As the MTA’s customers are threatened with the prospect of paying more for less, some may be unaware that the authority’s current financial plan assumes there will be a further fare and toll hike in 2011. Worse, even with the two sets of fare and toll increases, the MTA still must cope with substantial operating budget gaps after this year: almost $300 million in 2010, over $400 million in 2011, and over $600 million in 2012.
Compounding the bad news even further is the fact that so far this year, the MTA’s receipts from real estate-related taxes dedicated to the agency have been less than half the levels projected in the current financial plan. This raises the possibility that the modest $49 million surplus now projected for 2009 could turn into a deficit, requiring further budget-balancing measures this year.

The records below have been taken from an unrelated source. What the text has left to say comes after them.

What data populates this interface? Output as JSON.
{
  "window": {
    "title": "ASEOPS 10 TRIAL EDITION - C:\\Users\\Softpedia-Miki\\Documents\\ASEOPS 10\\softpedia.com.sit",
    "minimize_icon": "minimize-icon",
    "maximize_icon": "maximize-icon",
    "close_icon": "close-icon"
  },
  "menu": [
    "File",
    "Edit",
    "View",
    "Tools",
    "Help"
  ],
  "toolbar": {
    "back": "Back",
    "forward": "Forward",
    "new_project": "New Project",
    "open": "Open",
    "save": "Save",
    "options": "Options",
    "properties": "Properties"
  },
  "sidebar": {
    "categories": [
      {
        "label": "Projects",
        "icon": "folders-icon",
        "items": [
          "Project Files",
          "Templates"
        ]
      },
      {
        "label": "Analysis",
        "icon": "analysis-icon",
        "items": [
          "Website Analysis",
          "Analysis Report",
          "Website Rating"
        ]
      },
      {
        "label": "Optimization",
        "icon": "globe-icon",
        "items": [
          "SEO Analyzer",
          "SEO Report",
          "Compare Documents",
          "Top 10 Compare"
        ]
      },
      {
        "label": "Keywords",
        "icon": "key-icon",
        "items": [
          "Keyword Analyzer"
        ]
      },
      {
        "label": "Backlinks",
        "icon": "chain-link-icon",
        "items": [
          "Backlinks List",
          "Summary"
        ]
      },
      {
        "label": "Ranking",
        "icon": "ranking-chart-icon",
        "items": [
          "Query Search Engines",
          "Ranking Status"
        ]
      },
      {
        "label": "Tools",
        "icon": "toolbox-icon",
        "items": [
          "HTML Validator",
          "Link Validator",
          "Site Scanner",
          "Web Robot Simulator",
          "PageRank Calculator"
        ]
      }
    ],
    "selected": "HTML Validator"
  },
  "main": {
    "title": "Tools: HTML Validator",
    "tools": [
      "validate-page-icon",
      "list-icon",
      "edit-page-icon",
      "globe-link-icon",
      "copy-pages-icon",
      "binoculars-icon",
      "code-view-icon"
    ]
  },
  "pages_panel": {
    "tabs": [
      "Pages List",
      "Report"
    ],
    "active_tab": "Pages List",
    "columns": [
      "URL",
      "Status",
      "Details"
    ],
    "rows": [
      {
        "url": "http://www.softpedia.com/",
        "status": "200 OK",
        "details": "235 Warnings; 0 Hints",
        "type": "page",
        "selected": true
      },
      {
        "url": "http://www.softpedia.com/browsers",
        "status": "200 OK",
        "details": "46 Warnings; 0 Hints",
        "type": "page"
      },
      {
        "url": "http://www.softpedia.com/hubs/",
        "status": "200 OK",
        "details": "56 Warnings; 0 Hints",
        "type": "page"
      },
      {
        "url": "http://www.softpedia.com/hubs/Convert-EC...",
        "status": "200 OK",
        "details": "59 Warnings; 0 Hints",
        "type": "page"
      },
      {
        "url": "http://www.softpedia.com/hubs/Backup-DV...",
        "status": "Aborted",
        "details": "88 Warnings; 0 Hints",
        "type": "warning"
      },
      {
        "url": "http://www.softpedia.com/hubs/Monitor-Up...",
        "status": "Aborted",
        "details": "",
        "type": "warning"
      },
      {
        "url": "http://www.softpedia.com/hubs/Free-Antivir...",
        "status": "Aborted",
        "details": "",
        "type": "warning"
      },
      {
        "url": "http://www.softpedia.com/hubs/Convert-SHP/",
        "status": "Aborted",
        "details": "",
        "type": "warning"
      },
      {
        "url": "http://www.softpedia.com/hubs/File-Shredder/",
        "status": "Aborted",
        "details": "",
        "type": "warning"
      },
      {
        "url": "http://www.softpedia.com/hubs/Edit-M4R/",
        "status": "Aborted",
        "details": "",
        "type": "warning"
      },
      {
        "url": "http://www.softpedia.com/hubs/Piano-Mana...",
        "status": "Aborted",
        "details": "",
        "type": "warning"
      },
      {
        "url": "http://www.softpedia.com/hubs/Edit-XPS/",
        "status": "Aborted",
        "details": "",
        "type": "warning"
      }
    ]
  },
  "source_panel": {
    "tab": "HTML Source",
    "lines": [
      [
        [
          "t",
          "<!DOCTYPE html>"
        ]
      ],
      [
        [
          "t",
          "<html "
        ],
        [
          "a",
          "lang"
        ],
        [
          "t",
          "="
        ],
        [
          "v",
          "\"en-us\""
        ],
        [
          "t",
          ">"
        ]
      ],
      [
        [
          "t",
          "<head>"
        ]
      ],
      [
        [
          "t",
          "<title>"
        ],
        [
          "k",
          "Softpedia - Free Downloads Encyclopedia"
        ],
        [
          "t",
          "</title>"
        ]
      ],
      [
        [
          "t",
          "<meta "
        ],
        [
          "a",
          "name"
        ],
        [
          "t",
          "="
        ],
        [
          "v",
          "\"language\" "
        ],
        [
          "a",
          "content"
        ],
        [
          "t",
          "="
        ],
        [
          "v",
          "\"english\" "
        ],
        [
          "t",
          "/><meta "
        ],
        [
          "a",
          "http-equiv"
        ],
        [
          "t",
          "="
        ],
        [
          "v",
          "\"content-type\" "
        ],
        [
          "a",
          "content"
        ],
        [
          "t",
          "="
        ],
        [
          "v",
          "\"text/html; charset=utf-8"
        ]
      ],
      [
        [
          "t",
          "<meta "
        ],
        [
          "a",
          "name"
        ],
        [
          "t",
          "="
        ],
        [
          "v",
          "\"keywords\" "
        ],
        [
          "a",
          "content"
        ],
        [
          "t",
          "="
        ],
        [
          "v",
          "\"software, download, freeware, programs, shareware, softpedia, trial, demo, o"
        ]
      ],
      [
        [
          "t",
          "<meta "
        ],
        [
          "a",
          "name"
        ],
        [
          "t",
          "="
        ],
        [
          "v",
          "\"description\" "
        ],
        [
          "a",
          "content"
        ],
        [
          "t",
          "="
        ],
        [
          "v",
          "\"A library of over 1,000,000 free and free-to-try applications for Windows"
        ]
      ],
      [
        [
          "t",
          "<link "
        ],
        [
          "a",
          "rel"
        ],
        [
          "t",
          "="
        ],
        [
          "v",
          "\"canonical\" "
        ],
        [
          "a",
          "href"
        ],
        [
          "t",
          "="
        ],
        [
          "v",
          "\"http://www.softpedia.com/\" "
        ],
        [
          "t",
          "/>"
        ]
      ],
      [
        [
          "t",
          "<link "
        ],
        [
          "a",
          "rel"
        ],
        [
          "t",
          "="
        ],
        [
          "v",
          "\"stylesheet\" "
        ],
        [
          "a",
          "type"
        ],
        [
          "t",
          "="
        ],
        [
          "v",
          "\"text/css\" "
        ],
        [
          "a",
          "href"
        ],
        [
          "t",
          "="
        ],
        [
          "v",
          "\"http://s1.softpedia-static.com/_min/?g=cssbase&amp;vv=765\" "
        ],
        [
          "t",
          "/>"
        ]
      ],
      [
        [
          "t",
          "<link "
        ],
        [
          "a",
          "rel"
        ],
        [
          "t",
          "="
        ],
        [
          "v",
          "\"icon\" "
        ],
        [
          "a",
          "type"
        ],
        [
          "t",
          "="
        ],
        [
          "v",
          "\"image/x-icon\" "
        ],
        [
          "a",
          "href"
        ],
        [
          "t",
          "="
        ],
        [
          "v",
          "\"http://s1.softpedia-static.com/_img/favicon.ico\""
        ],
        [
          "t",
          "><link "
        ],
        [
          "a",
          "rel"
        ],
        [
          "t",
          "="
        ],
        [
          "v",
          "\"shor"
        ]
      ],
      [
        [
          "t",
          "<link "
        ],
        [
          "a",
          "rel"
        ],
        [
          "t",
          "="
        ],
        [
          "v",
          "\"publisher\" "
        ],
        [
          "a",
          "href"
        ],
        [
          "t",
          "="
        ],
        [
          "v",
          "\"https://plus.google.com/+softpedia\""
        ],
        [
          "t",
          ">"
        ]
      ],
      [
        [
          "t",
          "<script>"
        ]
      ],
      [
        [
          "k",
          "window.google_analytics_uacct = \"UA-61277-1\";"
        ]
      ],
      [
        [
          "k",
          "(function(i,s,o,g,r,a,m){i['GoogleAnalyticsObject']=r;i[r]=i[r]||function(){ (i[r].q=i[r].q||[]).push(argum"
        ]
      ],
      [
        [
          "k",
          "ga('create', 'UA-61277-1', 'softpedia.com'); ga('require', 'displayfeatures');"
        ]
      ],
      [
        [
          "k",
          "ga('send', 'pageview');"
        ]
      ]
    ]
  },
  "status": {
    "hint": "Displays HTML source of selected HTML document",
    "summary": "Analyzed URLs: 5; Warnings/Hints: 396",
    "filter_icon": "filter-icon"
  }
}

Some of the MTA’s revenue streams, in particular the transfer taxes, are notoriously difficult to forecast. A strong economic recovery in 2010 could increase tax revenues enough to erase the MTA’s operating budget deficit.
Regardless of what happens to its operating budget, the MTA would still face the challenge of funding its 2010-2014 capital program for expansion projects such as the 2nd Avenue line and East Side Access, renovating subway stations, repairing signals and rails, buying new trains and buses, and other improvements needed to keep mass transit moving. While substantial federal funding can be expected (over one third of the $24 billion 2005-2009 capital program is funded by the federal government), the MTA will likely have to finance the bulk of the program with its own resources.
Due to a debt restructuring in the early part of this decade, the MTA’s ability to issue additional bonds backed by existing revenue streams is severely limited. The Ravitch Commission proposals for tolling the Harlem and East River bridges and levying a new regional payroll tax would have allowed the MTA to support future capital improvements through the issuance of bonds backed by these revenue sources. Regardless of whether the legislature in Albany ultimately crafts a “rescue” package to roll back some of the announced fare hikes and service cuts, an important consideration will be whether or not the plan addresses the gap in funding for the MTA’s capital needs.